Chez Depardon, le générique sert d’abord à assigner un genre au lieu. Par les claquements des portes et des verrous qui retentissent hors champ sur les mentions du film, l’hôpital est rangé, comme la prison dont il est un instant l’avatar sonore, dans la catégorie des lieux de détention. Il retient les patients et contient les débordements, ou la vague suicidaire, l’élan meurtrier, la fuite délirante, l’épanchement dépressif.
La question posée par le film est de savoir combien de temps, et la loi en borde avec précision la durée. La loi pose encore la limite qui assigne à chacun un rôle et un pouvoir : le juge n’est pas médecin, il le rappelle, l’avocat n’est pas juge et il n’est jamais filmé autrement qu’aux côtés du client qui lui donne sa fonction. A chacun, ou presque, sa contenance.
Quand les sons laissent place à l’image, dans la première séquence, les couloirs contiennent encore la progression de la caméra.
Pourtant, rien n’en fixe la durée, et c’est par elle que s’immisce l’anomalie dans cet univers ordonné. La lenteur de l’exploration paraît aussitôt excessive, tant il y a peu à voir, comme la largueur des couloirs d’hôpital quand ils sont inoccupés. Dans la cour extérieure, grillagée, la promenade se prolonge au delà du temps qu’exige, pour être traversée, l’exiguïté du lieu.

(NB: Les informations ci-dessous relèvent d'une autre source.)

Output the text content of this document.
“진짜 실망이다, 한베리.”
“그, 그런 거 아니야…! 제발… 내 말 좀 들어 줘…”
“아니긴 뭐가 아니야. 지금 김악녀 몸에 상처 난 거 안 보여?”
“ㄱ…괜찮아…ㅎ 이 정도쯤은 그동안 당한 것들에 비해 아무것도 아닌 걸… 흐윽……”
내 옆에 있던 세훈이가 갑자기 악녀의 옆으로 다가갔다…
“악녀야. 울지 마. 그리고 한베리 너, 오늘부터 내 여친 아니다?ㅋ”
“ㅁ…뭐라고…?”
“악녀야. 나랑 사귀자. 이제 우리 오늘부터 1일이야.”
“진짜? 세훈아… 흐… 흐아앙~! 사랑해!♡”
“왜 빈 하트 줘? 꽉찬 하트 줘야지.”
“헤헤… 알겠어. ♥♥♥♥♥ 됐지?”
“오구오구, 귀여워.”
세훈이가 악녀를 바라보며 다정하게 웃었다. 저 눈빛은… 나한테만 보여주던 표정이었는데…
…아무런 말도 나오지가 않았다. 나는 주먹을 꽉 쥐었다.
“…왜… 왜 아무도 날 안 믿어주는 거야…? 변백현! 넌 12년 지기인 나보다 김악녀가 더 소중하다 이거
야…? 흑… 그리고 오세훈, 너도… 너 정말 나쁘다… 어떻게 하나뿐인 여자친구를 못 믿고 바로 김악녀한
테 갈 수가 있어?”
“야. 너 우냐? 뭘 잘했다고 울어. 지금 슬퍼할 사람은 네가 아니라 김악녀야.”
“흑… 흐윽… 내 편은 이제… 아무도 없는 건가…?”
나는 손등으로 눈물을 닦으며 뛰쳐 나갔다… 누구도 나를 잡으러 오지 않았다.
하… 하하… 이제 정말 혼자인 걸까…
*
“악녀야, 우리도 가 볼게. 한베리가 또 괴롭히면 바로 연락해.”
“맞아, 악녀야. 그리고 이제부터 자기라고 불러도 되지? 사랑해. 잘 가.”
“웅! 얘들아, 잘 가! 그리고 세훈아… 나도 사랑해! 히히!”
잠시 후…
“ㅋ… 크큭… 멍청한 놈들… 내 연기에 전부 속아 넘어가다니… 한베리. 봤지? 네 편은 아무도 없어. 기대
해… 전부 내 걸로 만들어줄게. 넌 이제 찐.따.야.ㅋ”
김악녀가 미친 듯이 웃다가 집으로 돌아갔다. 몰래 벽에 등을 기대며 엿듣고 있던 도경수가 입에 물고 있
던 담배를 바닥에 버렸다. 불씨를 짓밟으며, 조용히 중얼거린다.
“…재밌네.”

Le film joue sur l’écart, entre l’espace et le temps (l’un, confiné, trace des limites que l’autre excède, un peu), entre le son et l’image (derrière la porte close de la salle d’apaisement s’échappent des plaintes, non apaisées), entre la contenance des représentants de l’institution maintenus dans leur rôle, et l’allure décontenancée des malades, dont on guette les failles, la fuite, le dérapage.
Les langages à leur tour cloisonnent, comme fait l’espace, ou décloisonnent, comme fait la durée. Un vocabulaire convenu circonscrit le jugement et le diagnostic, et les distinguent, donnant du mal une version intraduisible au patient. Le langage du malade se divise au contraire entre des registres différents, ou ses questions jouent sur les mots : le collège des médecins renvoie un patient à ses années d’école, et la procédure en cours lui fait endosser le rôle du détenu. Par les mots, divers statuts se croisent en lui et cohabitent.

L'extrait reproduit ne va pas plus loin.